Children's Faith Questions
Children ask faith questions because they are curious. Children have an insatiable curiosity, a desire and a need to know and to learn. They want to touch, taste, see, hear, smell whatever is present, for real learning happens through experiences in which the learner is personally involved.
Children ask to build relationships.
When Claire was two, she went to church school. Her teacher, Mrs. Newsom, became one of Claire’s favorite friends. The following year on the first day, Mother explained, “Mrs. Newsom will not be your teacher this year. You will have a new teacher.” Claire heard her mother’s words, but she did not understand. Mrs. Newsom was her friend. Why would she not want to be her teacher? Walking down the long hallway to her new room, Claire was silent. She did not say a word when she looked into her new room and saw the new teacher. Holding her mother’s hand tightly, Claire whispered, “If I have to change teachers, do I have to change mothers, too?”
Relationships help children grow. Fear such as Claire’s is sometimes the result of misunderstanding, and so they ask questions. When children build on trust relationships, they have the foundation for a trust relationship with God. A child who had not been to church school for several years asked his father, “Will God still remember me?” Children’s fears are irrational and temporary. Because Claire was able to express her fear, she was also reassured.
Children ask to receive attention.
A child sitting with two adults, listening to their lengthy conversation throughout the luncheon, suddenly asked an unrelated question, which was her way of saying, “Look, I am here!”
Children deserve our attention, even when their questions are difficult or come at unexpected times. Sometimes if we think our words are unable to express an answer, we fail to respond. Yet to respond is important, for it means to the child, “You matter to me. I will give you my attention.”
As I was growing up, I heard Bible stories and teachings about faith I did not understand. I felt and saw that these words were important to the people I loved and were related to God, who cared for me.
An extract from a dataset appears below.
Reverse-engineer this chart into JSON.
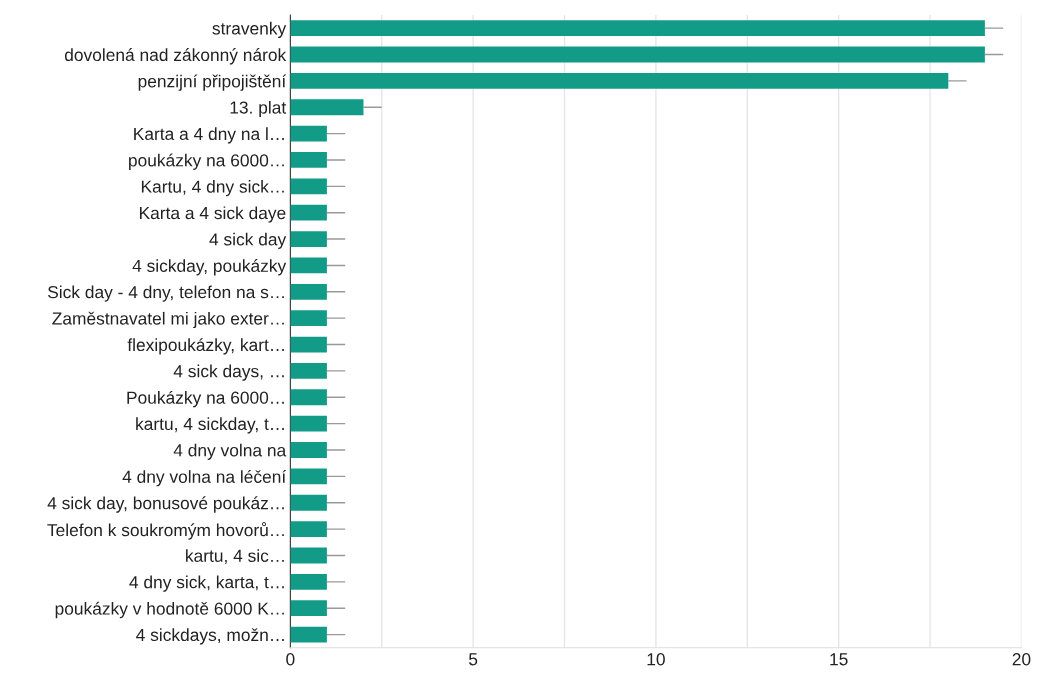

I enjoyed being in their fellowship, although I didn’t cognitively understand what they were saying. Somehow, through them I was assured of God’s attention.
Children ask because they want assurance.
A child asked her father, “What was God doing last night during the storm?” Then, answering her own question, she put God’s love and care in perfect perspective: “I know. God was making the morning.” In the midst of the crises of life, we can know that our Father is not waiting to conduct funerals. God is in the business of resurrection.
We Answer . . .
To give assurance and model trust. A woman who lived near her pastor and his wife sometimes babysat with their children overnight. One night the two-year-old son awoke, crying for his daddy. There was no comforting the boy until she remembered the pastor’s cassette of sermons recorded for the ill. Together they listened to it and the small boy, recognizing his father’s voice, was comforted and went back to sleep. Our “answering,” modeling trust and giving assurance, is the “voice of God” until the child is ready to “hear” that voice for him or herself.
Experiences of trust help children hope. Until they experience otherwise, children trust. When Sarah was five, she was in a diving class. Her friend, Tova, admired Sarah’s ability to dive and one day told her so. “Sarah, I wish I could dive the way you do.” Sarah replied, “You can! Just tell yourself, ‘Tova, you can do it. I trust you, Tova, to do it!’” Sarah believes she can do it, and that belief gives her the courage to try, and most of the time, succeed.
The greatest gift we can give a child is to model trust in God, sharing with him/her our love of God and God’s love of us. Children need experiences of love and trust before they can understand the words “God Loves You.”
To be incarnations of God’s love. After the Beirut bombing by Israel in which so many civilians were killed, Mother Teresa was helping put two wounded little girls into an ambulance, when she was accosted by several reporters. One of them asked her if she thought her relief efforts were successful, given the fact that there were a hundred other children in another bombed-out hospital who she wasn’t aiding. She replied by asking the reporter if he did not think it a good thing to help the children. The reporter did not flinch, but simply asked his question again. Mother Teresa ignored his repeated question and said, “I think it is a good thing to help these children.” With these words her shoulders sank beneath the weight of the stretcher.
When we show God’s love, we incarnate that love, valuing each other with our words and our actions. A child said it well: “My teacher is great because she turns bodies into somebodies.”
When you were a child, who were the grown ups in your life who took the time to listen to your faith questions? Why not take time now to say "thank you."